Hinzu kommt die Gefahr der Entsolidarisierung und der Diskriminierung. Deshalb spricht derzeit ethisch mehr gegen die Einführung dieses Ausweises, obwohl ich nicht weiß, wie es ein Verfassungsgericht beurteilen würde. Etwas anderes ist aber schließlich der Gesundheitsbereich: Ein Immunitätsausweis für Krankenhauspersonal könnte helfen, Testkapazitäten, die immer noch knapp sind, nicht unnötig zu verbrauchen. 

epd: Wäre die versprochene App hilfreicher?

Dabrock: Was heißt hilfreicher - sie ist ergänzend zu verstehen - und sie sollte vor allem endlich kommen! Die Wartezeit missbrauchen manche Politiker, den Nutzen der App schon vor der Einführung in Zweifel zu ziehen.

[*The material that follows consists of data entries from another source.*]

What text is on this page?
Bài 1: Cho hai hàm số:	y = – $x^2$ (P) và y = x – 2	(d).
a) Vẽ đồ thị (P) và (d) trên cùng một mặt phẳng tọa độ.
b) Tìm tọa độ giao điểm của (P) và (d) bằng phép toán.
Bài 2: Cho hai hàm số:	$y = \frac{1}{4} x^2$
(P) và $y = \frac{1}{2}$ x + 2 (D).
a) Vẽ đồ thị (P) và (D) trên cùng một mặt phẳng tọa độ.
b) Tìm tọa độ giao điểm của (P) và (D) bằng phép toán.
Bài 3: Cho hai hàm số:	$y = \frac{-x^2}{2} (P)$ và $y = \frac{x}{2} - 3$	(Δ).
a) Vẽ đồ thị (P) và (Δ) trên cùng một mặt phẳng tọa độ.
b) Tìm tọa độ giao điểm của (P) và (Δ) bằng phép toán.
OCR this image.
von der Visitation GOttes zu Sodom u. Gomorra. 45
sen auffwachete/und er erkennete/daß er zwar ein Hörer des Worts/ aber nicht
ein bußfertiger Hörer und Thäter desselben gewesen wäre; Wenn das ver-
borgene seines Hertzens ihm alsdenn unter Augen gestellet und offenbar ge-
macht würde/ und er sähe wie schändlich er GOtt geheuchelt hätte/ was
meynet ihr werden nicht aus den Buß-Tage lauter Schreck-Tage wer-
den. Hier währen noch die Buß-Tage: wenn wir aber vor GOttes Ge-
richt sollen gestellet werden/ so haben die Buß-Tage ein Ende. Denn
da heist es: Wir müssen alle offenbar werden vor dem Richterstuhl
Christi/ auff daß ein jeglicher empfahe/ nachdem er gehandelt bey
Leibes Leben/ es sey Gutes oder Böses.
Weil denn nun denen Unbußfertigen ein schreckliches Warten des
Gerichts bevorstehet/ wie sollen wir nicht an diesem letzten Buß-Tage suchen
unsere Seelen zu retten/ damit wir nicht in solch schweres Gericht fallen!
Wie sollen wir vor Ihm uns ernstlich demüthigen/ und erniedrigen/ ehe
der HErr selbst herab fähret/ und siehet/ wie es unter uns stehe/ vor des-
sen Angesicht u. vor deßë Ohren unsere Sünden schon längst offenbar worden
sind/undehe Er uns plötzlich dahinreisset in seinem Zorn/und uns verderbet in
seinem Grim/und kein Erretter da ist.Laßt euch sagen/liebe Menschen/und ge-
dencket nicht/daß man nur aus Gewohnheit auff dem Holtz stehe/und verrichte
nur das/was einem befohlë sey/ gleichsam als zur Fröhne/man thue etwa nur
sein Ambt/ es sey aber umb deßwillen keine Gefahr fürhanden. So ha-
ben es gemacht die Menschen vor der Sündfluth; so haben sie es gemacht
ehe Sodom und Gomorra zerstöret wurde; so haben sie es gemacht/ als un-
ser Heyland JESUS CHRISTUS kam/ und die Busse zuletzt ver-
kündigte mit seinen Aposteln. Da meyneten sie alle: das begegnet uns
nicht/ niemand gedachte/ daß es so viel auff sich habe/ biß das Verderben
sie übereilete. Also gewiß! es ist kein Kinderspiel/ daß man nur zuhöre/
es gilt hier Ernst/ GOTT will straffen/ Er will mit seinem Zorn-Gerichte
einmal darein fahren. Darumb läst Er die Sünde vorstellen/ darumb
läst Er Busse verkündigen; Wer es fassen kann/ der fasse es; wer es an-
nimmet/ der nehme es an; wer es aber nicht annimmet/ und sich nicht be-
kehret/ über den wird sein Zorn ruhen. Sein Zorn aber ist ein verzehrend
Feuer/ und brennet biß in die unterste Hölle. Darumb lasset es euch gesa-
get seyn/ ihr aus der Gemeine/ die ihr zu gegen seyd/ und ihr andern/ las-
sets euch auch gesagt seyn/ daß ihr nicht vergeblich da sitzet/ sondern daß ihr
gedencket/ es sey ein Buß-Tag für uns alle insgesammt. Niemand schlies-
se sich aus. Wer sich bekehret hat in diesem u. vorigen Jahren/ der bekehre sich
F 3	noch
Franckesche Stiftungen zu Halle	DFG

Ich halte das gerade in der jetzigen Stimmungslage für massiv unverantwortlich, denn es fördert grundlos Verunsicherungen. Es ist doch klar, dass die App nur dann erfolgreich sein wird, wenn möglichst viele sie nutzen.

epd: Bei der Masern-Impfpflicht war der Ethikrat skeptisch - ist Corona etwas anderes?

Dabrock: Bei Masern hat sich der Ethikrat gegen eine Impfpflicht ausgesprochen, weil nur ganz wenige Prozentpunkte gefehlt haben, um den Gemeinschaftsschutz zu erreichen. Zwang hätte aus unserer damaligen Sicht mehr Schaden als Gewinn gebracht. Bei Corona braucht es - nach heutigem Wissensstand - eine nicht ganz so hohe Zahl durch Krankheit oder Impfung Immunisierter wie bei Masern. Deshalb sollte man bis zum Erweis des Gegenteils auf Freiwilligkeit setzen. Ich bin sehr zuversichtlich, dass sich hinreichend viele Menschen impfen lassen würden. 

epd: Wird es für den neuen Ethikrat auch andere Themen als Corona geben? 

Dabrock: Ich kann zumindest sagen, dass es beim Abschlussgespräch des letzten Vorstandes mit Bundestagspräsident Wolfgang Schäuble (CDU) und Vertretern von Regierung und Fraktionen die einhellige Auffassung gab, dass in der nächsten Ratsperiode auch das Parlament dem Ethikrat Themen vorschlägt. Was das sein wird, ist Sache des neuen Ethikrats und des Bundestags.